Car voilà les Parisiens devant une drôle d’occasion : atteindre le dernier carré de la Ligue des champions, dix-neuf ans après leur seul autre accessit dans la compétition. Une performance seulement réalisée par deux clubs français depuis, Monaco (deux fois) et Lyon. En 1995, Ginola, Weah, Guérin et Cie avaient éjecté le grand Barça alors drivé par le plus grand penseur de la planète foot de l’époque quand, dans quelques heures, il va devoir se défaire de l’entraîneur le plus malin de cette décennie. Et le défi est à peine moins compliqué. Car il faut que Laurent Blanc fasse un choix. On le sait, cette saison, le Cévenol a façonné un PSG maître de la possession et du bloc placé haut. Sauf qu’à Stamford Bridge, la tentation pourrait être grande de laisser venir Chelsea pour mieux lui placer des contres meurtriers. D’autant que sans Ibrahimović, Paris a sans doute plus d’arguments à faire valoir dans la profondeur avec un trio de mobylettes Lucas-Cavani-Lavezzi. L’idée n’est pas sotte, puisque l’axe défensif des Blues Terry-Cahill a la vitesse de démarrage d’un bus londonien et que, côté parisien, il doit bien rester quelque chose de la culture verticale de Carlo Ancelotti. Oui, sur le papier et sur la configuration du score aller, l’affaire pourrait être cousue de fil blanc. Sauf que Blanc sait le risque qu’il y a à dénaturer ainsi son équipe.
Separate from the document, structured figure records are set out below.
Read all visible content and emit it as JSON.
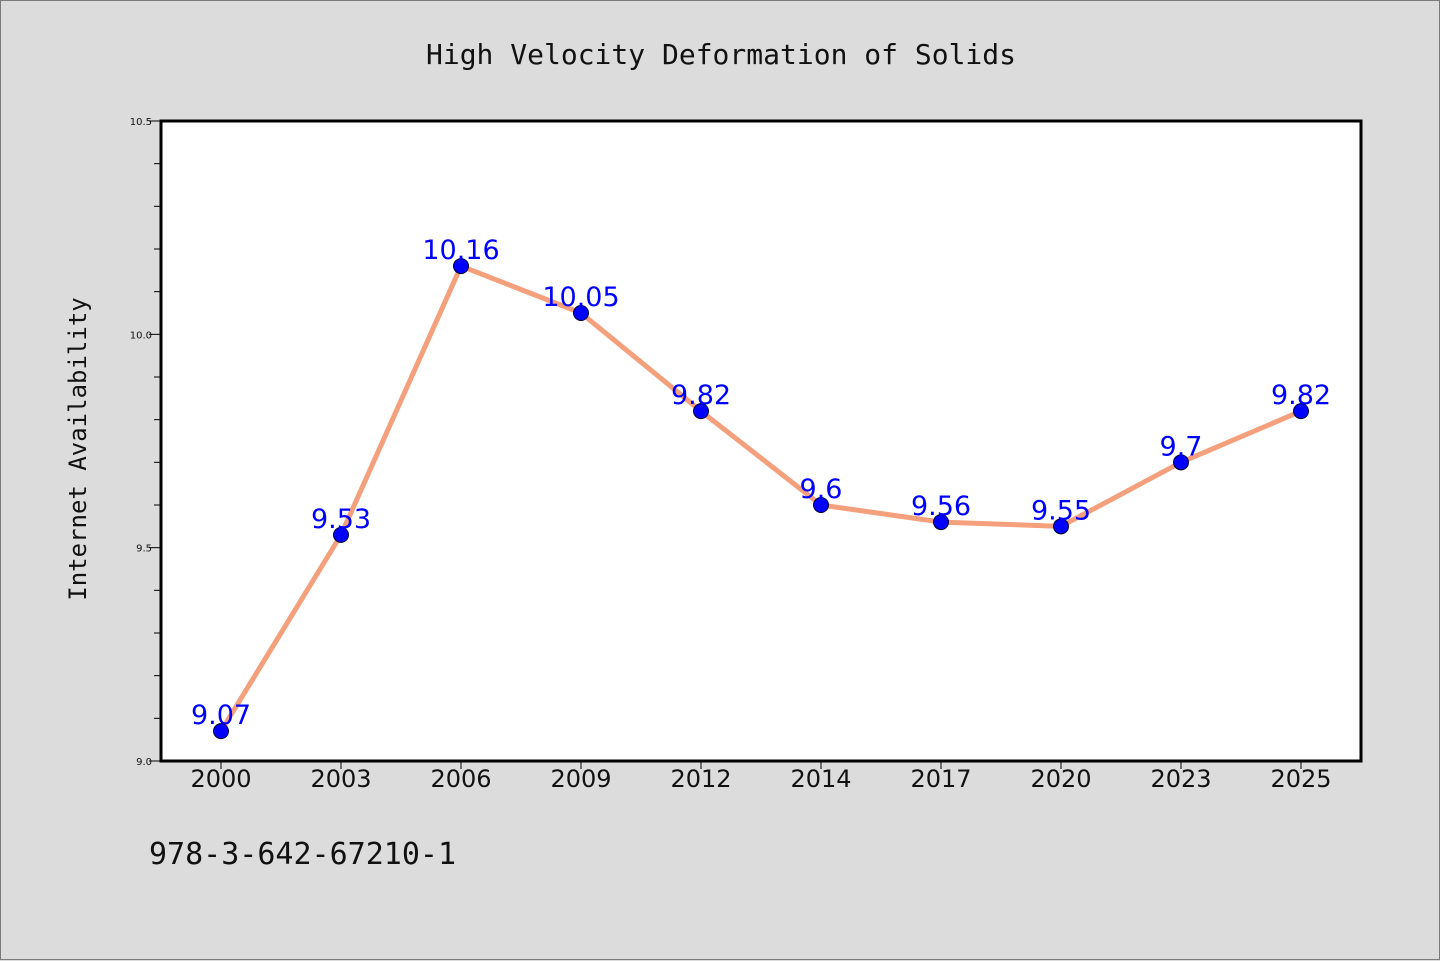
{
  "footer": {
    "code": "978-3-642-67210-1"
  },
  "chart_data": {
    "type": "line",
    "title": "High Velocity Deformation of Solids",
    "xlabel": "",
    "ylabel": "Internet Availability",
    "categories": [
      "2000",
      "2003",
      "2006",
      "2009",
      "2012",
      "2014",
      "2017",
      "2020",
      "2023",
      "2025"
    ],
    "series": [
      {
        "values": [
          9.07,
          9.53,
          10.16,
          10.05,
          9.82,
          9.6,
          9.56,
          9.55,
          9.7,
          9.82
        ],
        "labels": [
          "9.07",
          "9.53",
          "10.16",
          "10.05",
          "9.82",
          "9.6",
          "9.56",
          "9.55",
          "9.7",
          "9.82"
        ],
        "line_color": "#f4a07c",
        "marker_color": "#0000ff"
      }
    ],
    "ylim": [
      9.0,
      10.5
    ],
    "yticks": [
      "9.0",
      "9.5",
      "10.0",
      "10.5"
    ],
    "y_major_ticks": [
      9.0,
      9.5,
      10.0,
      10.5
    ],
    "y_minor_step": 0.1,
    "grid": false,
    "legend": "none"
  }
}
Au Parc des Princes, en première mi-temps, l’ancien sélectionneur des Bleus a vu les dégâts causés par la reculade de ses hommes face au pressing anglais et sait bien que l’histoire aurait été bien plus mal embarquée si la volée d’Hazard, au cœur d’un temps fort des visiteurs, avait fini au fond des filets de Sirigu et pas sur le poteau. De plus, l’entraîneur parisien a sûrement en mémoire le naufrage de l’équipe de France à l’Euro 2012 face à l’Espagne, quand il avait opté pour deux latéraux à droite, lui le chantre du beau jeu, soi-disant pour bloquer les montées d’Alba, avec le succès que l’on sait… Oui, dans une certaine mesure, Blanc va sans doute encore chercher à imposer sa philosophie de jeu. Et en creux, c’est peut-être cela que dessine cet affrontement, au-delà de celui de ces deux équipes : deux façons d’envisager le football, entre un Blanc, homme de principes de jeu, et Mourinho, roi de l’adaptation tactique. Dans sa mécanique, il peut rappeler les clashs entre « The Special One » et Pep Guardiola, le seul jusque-là à avoir réussi à regarder le Portugais droit dans les yeux en restant fidèle à sa pensée footballistique. Bien évidemment que Blanc ne boxe pas (encore ?) dans la catégorie du Catalan aujourd’hui au Bayern. Mais ce soir est un bon soir pour faire un premier pas dans ce monde des très grands. Pour lui, comme pour Paris.